JAKARTA, suarapembaharuan.com - Pemerintah kembali mengubah syarat perjalanan udara atau syarat naik pesawat di Jawa dan Bali. Terbang tak perlu lagi tes Polymerase Chain Reaction (PCR) melainkan cukup tes antigen.
Sahat Simatupang (SP) |
Pengumuman ini disampaikan dalam jumpa pers terbaru terkait PPKM yang disampakan Menteri Koordinator Bidang Pembangunan Manusia dan Kebudayaan Muhadjir Effendy, Senin 1 November 2021.
Muhadjir mengatakan, perjalanan udara di wilayah Jawa dan Bali tidak lagi mengharuskan tes PCR tetapi cukup tes antigen. Sama dengan yang sudah diberlakukan wilayah luar Jawa non Bali.
Sebelumnya pemerintah merevisi aturan dengan memperpanjang masa berlaku tes PCR menjadi 3x24 jam untuk syarat perjalanan darat udara dan memperluas ke moda transportasi laut dan darat.
Selain masa berlaku tes PCR yang diperpanjang, tarifnya juga mengalami penurunan. Kementerian Kesehatan telah menetapkan tarif PCR untuk Jawa dan Bali sebesar Rp 275 ribu, sementara untuk luar Jawa dan Bali sebesar Rp 300 ribu dan berlaku mulai 24 Oktober 2021. Namun hari ini, Menko PMK mengumumkan perubahan aturan wajib tes PCR itu.

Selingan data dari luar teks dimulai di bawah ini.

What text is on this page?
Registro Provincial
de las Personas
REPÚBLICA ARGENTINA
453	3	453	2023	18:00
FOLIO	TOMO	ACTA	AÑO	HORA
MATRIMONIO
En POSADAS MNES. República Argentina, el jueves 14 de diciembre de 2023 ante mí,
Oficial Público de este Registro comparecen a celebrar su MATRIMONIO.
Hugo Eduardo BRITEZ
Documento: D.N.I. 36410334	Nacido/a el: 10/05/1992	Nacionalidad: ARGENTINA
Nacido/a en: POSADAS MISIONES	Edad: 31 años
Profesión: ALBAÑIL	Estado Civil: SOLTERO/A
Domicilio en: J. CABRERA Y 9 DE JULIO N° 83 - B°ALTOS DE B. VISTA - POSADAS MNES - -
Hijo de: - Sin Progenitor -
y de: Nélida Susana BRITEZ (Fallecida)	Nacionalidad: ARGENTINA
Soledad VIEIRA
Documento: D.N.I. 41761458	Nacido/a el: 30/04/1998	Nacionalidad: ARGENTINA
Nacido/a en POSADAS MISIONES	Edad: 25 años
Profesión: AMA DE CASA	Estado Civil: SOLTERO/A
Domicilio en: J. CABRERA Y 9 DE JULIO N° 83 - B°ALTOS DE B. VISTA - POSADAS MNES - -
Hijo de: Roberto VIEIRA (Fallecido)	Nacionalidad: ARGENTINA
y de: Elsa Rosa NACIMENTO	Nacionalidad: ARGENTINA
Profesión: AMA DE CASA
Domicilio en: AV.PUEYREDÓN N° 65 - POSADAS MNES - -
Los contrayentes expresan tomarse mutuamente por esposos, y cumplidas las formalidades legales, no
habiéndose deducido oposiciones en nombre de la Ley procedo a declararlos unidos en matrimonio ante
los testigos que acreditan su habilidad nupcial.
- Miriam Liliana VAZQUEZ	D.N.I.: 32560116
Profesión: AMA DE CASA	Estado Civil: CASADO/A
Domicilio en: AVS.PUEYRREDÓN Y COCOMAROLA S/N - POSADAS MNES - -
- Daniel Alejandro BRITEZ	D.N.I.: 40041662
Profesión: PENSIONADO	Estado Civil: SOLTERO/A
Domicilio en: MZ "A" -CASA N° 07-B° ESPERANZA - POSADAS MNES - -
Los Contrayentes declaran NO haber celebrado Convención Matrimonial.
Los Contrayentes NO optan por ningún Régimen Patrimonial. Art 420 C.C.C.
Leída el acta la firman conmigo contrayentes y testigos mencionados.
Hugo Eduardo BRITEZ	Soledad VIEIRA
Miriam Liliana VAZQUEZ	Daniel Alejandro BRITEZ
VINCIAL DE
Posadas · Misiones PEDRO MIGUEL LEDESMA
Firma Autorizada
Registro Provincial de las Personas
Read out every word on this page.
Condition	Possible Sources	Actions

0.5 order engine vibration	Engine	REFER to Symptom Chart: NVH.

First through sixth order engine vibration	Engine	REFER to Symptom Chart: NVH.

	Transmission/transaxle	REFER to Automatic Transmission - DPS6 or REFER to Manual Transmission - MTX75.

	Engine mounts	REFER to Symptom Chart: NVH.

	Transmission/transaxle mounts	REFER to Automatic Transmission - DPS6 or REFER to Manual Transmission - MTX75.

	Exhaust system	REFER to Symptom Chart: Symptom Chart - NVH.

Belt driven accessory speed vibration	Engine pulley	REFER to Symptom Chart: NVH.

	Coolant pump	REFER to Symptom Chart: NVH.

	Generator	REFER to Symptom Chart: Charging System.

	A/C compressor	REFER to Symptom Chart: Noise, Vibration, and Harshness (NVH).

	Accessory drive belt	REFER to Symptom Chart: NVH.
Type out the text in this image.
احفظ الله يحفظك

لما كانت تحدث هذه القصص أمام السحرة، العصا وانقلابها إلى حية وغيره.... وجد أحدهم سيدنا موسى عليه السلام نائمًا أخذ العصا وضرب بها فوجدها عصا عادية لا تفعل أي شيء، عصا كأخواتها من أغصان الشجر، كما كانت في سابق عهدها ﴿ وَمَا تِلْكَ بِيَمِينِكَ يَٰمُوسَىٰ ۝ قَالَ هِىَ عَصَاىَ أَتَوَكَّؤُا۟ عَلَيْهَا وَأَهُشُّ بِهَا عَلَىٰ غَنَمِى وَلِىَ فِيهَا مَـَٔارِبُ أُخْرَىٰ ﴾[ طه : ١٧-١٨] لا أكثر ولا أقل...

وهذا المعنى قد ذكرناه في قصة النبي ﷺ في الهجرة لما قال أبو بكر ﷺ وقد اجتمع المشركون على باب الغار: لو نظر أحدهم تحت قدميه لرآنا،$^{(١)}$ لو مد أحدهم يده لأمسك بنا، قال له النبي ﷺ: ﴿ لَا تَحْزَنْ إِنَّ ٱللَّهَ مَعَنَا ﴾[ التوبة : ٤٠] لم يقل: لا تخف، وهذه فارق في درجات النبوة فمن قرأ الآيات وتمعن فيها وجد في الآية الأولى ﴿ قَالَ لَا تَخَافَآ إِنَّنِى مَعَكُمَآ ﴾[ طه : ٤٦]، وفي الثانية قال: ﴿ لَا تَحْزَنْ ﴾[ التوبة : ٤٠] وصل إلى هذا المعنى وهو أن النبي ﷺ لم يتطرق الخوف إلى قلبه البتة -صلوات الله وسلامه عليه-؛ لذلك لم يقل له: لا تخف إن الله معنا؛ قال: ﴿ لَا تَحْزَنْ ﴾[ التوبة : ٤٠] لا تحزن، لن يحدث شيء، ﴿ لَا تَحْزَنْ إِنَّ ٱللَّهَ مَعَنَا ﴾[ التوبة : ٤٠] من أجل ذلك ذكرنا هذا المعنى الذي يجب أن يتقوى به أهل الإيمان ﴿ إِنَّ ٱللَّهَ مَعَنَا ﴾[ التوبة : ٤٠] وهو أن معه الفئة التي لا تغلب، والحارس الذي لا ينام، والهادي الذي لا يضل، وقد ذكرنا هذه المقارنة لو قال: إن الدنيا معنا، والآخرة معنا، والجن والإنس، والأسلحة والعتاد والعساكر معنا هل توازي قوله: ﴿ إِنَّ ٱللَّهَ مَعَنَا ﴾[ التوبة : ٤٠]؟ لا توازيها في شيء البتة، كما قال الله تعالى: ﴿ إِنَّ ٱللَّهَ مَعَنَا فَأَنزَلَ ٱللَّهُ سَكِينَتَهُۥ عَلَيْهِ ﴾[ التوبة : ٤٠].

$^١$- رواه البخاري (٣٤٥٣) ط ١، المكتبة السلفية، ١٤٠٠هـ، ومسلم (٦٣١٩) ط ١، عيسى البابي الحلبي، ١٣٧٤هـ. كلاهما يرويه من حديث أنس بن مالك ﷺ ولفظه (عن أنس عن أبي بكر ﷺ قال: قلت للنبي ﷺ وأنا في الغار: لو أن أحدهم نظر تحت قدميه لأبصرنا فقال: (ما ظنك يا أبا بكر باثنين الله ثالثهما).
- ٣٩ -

Sejumlah pihak sempat memprotes aturan PCR tersebut. Tak tanggung - tanggung, bisnis pengadaan alat PCR dituding jadi penyebab aturan tes PCR diberlakukan lagi meski angka penularan Covid - 19 sudah melandai dan vaksinasi massal terus ditingkatkan. Salah satu yang memprotes pemberlakuan tes PCR adalah aktivis 98.
Ketua Majelis Nasional Perhimpunan Pergerakan 98 Sahat Simatupang menuding aturan pemberlakuan tes PCR sebagai bisnis kelompok oligari. Sejumlah nama konglomerat dan pejabat dituding dibekalang bisnis PCR.
Sebelumnya kepada Suara Pembaharuan, Minggu (24/10/2021), Sahat mengungkap sejumlah perusahaan dan yayasan berada dibalik impor tes PCR.
"Pebisnis dan oligarki hanya memikirkan untung. Negara seperti tak berdaya membuat regulasi," kata Sahat Simatupang, pekan lalu.
Menanggapi tes PCR sebagai syarat penerbangan dihapus, Sahat meminta aturan itu bukan sekedar diatas kertas. Aturan tersebut, ujarnya harus jelas, tegas.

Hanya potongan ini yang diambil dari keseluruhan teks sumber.